Stage 3: late 2019, new E-8 visa
With the revision of the Enforcement Decree of the Immigration Control Act, the E-8 seasonal work Status of residence was created. Simply put, seasonal work got its own visa framework, so the system became more official.
Stage 4: 2020~2021, COVID shock and improvements
As entry into Korea dropped sharply because of COVID, it became clear how vulnerable rural areas were to outside labor. After that, backup measures such as the public seasonal work model appeared.
Stage 5: 2022~2025, large-scale policy expansion
The allocated number of workers increased quickly, and improvements such as public operation, wider MOUs, and stronger human rights protection moved forward together. Now it has become a nationwide policy joined by most local governments.
How is it different from the Employment Permit System (EPS)? The key point is that it is a seasonal labor system
| Category | Foreign seasonal worker system | Employment Permit System (EPS) |
|---|---|---|
| Main purpose | Responding to short and concentrated labor demand, such as busy farming seasons and off-seasons | Responding to constant labor shortages in manufacturing, service industries, and more |
| Main industries | Centered on agriculture and fisheries | Broad, including manufacturing, construction, and service industries |
| Stay type | Seasonal stay for working a short period and then returning | Relatively long-term and ongoing employment |
| Operating features | Local government MOU, public operation, and early entry management are important | Workplace-based employment management and labor market supply-demand adjustment are the core |
| On-site feeling | What matters is whether people can be found on time during harvest season | What matters is securing steady workers for factories and workplaces |
What is special about the Cheongju City model?
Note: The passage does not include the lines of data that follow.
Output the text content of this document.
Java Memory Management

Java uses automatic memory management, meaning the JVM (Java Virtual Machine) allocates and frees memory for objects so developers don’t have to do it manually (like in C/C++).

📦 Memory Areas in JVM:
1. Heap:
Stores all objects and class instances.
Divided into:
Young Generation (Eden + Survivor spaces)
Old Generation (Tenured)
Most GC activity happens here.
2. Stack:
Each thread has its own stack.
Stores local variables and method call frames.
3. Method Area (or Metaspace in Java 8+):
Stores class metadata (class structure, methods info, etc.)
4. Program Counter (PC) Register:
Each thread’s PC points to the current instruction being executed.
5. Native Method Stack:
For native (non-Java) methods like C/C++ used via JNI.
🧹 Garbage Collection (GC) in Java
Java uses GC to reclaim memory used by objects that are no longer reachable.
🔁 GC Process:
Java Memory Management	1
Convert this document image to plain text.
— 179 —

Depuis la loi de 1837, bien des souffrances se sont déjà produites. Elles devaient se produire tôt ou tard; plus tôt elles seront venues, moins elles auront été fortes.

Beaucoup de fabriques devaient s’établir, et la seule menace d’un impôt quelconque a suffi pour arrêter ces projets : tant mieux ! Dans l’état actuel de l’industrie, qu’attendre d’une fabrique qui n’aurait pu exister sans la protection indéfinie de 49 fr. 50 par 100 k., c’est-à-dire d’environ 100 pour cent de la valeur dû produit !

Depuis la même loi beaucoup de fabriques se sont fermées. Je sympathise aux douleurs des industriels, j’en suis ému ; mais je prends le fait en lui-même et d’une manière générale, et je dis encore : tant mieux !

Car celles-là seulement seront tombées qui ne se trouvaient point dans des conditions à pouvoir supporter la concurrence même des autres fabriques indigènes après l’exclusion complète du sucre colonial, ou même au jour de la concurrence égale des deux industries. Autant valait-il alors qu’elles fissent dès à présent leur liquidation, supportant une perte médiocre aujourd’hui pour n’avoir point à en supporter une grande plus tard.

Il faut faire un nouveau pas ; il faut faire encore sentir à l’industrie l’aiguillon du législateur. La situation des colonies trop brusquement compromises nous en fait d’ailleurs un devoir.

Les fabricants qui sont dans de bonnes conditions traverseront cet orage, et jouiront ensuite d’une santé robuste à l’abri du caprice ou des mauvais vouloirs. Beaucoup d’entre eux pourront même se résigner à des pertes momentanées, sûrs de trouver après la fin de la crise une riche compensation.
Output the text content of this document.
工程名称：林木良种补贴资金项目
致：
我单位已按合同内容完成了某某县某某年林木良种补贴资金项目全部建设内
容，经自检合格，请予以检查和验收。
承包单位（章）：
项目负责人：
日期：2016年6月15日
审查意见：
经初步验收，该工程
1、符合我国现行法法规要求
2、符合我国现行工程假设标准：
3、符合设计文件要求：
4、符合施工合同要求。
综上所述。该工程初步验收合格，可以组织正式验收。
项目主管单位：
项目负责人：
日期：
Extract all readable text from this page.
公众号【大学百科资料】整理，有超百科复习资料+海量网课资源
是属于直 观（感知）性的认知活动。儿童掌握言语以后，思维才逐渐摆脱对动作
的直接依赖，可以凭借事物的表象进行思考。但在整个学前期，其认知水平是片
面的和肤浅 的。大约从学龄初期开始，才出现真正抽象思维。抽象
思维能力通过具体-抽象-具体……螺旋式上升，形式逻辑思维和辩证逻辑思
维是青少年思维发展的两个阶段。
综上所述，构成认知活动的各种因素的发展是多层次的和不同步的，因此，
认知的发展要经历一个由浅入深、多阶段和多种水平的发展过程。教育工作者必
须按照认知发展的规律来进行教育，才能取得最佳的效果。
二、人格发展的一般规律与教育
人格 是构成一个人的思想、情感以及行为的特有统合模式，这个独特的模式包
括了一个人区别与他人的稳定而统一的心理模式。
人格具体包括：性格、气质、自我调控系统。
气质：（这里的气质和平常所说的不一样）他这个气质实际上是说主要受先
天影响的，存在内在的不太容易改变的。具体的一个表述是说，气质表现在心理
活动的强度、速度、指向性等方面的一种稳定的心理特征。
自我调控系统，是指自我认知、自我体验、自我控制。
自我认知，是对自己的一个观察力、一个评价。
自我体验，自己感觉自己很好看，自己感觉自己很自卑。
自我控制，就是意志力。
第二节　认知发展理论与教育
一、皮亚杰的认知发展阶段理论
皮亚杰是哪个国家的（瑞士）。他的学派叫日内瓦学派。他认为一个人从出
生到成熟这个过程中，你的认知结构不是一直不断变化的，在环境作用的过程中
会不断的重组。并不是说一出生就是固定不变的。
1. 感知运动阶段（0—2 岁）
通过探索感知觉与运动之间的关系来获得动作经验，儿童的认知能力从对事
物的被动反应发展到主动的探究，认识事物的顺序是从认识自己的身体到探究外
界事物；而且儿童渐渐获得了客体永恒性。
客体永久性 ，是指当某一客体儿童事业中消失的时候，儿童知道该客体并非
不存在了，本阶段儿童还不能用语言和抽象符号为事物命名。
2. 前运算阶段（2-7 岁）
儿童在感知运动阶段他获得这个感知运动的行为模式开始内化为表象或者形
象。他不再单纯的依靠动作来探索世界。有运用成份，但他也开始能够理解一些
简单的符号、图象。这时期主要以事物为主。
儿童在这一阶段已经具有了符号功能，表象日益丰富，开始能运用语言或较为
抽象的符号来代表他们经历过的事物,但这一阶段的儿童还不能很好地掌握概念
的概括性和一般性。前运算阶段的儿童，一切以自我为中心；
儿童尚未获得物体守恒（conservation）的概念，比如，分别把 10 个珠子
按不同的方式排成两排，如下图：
More than the number of partnerships, the difference is 'handling everything in one place'
| Comparison item | Typical local cooperation | Cheongju City one-stop model |
|---|---|---|
| Participation structure | Centered on cooperation between local governments and medical or administrative institutions | Local governments + banks + medical institutions all participate at the same time as key operating bodies |
| Processing method | In many cases, places and schedules are divided by procedure | On the day of entry into Korea, several procedures are handled one after another in one place |
| Strengths | Support by area is possible, but the burden of travel and coordination still remains | It can reduce travel time and administrative delays, so on-site placement can happen faster |
| Chance to spread | A fairly common cooperation structure | It may spread selectively in rural local governments with high demand |
So why this news matters
On the surface, this news may look like just a local article saying, 'Cheongju City made one service.' But if you look a little deeper, it is closer to a sign that rural Korea is now starting to treat foreign seasonal workers not as support staff but as core workers.
At the same time, this is also a labor protection issue. Linking bank account opening and insurance enrollment to the first day of entry speeds up administration, but it also works as a way to reduce unpaid wages and gaps in protection. In other words, the Cheongju City model is 'administration for using workers quickly,' but if designed well, it can also become 'administration that helps people get hurt less and face less exploitation.'
So this article needs to be read as more than one city's experiment in Cheongju. There is a good chance that the next task in rural policy in Korea will be whether other local governments also adopt similar one-stop models, and whether they take care of not only speed but also human rights protection and safety education during that process.
The core of the Cheongju City case is not 'kind civil service' but operational innovation to respond to labor shortages in rural areas.
The key thing to watch next is whether it spreads nationwide, and whether speed and protection of rights can be achieved together.